Romney is largely viewed the winner of the showdown with the president Wednesday night, whose spirited and aggressive attacks on the incumbent’s domestic policies, especially on health care, resonated more strongly with viewers against Obama’s longer and more methodical answers. A poll released by CNN shortly after the debate showed that 67 percent of Americans who tuned in believed Romney to be the victor, while 25 percent thought Obama had won.
Despite these numbers, though, support for the Democrat remains consistent among the general voting population. The Ispos poll showed that 48 percent of voters would cast their votes for the current president if the election was held today, a number that remained unchanged from before Wednesday’s debate. While only 16 percent of voters seen Obama in a more favorable light afterwards, 18 percent viewed him more negatively, one percent less than Romney. In addition, 54 percent said their views remained the same on the candidate.
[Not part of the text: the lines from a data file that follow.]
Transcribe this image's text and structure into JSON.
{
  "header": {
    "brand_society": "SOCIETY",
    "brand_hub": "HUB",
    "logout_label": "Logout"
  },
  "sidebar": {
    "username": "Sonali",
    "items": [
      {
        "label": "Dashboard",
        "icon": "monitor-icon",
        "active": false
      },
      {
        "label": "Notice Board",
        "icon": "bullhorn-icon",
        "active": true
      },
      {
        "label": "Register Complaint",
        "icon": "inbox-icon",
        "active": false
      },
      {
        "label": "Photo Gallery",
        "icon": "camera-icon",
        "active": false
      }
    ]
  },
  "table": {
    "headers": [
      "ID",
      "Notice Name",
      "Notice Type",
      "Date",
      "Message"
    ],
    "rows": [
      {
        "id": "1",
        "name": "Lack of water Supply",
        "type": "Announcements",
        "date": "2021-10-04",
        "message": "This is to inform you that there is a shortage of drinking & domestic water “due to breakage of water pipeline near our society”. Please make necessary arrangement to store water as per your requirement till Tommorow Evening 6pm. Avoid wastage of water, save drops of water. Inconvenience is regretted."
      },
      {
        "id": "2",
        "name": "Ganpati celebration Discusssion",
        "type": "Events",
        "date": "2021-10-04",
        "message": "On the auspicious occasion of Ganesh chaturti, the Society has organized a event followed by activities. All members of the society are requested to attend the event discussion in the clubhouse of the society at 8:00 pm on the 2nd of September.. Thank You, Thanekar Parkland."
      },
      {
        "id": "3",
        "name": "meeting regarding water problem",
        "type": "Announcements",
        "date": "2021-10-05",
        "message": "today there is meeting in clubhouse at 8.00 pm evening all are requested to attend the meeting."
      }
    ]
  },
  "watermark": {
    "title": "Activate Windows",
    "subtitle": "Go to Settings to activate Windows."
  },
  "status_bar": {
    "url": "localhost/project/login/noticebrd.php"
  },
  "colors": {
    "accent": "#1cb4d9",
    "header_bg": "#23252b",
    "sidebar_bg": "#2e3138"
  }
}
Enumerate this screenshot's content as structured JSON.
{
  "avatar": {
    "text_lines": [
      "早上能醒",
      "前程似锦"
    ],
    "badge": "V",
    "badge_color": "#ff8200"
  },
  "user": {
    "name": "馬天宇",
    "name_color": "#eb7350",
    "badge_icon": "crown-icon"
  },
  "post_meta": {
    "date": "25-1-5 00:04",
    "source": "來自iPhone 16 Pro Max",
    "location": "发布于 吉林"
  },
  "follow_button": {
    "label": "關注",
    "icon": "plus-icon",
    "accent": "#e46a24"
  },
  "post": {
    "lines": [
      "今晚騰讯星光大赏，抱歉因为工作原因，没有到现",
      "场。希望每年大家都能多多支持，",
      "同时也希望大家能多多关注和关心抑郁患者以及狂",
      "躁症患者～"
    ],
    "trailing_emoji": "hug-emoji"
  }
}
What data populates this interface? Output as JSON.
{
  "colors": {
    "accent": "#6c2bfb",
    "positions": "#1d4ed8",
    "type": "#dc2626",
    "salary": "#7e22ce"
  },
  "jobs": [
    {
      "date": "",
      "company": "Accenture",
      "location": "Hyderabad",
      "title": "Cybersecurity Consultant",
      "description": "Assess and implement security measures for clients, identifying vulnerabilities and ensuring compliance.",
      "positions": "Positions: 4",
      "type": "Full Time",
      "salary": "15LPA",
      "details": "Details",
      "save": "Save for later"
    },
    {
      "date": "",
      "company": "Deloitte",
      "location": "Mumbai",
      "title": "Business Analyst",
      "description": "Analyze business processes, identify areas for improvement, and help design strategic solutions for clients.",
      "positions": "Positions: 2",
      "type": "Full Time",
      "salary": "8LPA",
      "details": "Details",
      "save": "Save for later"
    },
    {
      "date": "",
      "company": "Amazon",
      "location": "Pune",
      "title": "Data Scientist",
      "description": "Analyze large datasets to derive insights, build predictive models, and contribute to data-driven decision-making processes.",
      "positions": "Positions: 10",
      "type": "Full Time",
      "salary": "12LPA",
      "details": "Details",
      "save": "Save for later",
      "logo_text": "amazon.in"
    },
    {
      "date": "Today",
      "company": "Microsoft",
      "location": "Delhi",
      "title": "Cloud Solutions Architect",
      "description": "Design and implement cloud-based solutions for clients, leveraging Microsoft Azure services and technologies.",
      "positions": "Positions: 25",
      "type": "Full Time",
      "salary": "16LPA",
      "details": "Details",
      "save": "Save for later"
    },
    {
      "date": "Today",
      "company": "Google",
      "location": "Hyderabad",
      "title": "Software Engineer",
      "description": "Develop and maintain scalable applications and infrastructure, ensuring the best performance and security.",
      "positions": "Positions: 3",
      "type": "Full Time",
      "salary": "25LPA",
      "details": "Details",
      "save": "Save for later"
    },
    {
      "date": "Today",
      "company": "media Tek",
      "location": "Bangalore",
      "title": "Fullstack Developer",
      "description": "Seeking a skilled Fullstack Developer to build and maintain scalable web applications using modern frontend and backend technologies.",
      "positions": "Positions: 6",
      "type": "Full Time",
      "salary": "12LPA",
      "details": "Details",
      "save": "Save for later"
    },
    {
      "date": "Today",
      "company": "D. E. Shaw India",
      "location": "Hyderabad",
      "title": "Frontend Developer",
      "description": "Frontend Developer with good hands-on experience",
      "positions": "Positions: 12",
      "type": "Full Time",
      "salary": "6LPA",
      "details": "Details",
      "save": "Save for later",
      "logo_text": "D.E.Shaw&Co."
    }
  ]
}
Obama did suffer a loss of support for a few topics raised during the debate, though, most noticeably in regards to the economy, the poll showed. 36 percent of registered voters said they believed Obama has a stronger roadmap for economic recovery, a four percent drop from his number before the event. Romney, on the other hand, received a 5 percent bump in support for his economic policies, going from 35 percent to 40 percent.
Pollsters weren’t the only viewers hard at work Thursday, though. Various media outlets published articles fact-checking the two candidates’ answers from the previous night, shifting the fictions from the facts. According to an article published on PolitiFact.com, between the two men, three outright false statements were made, along with two “mostly-false” statements.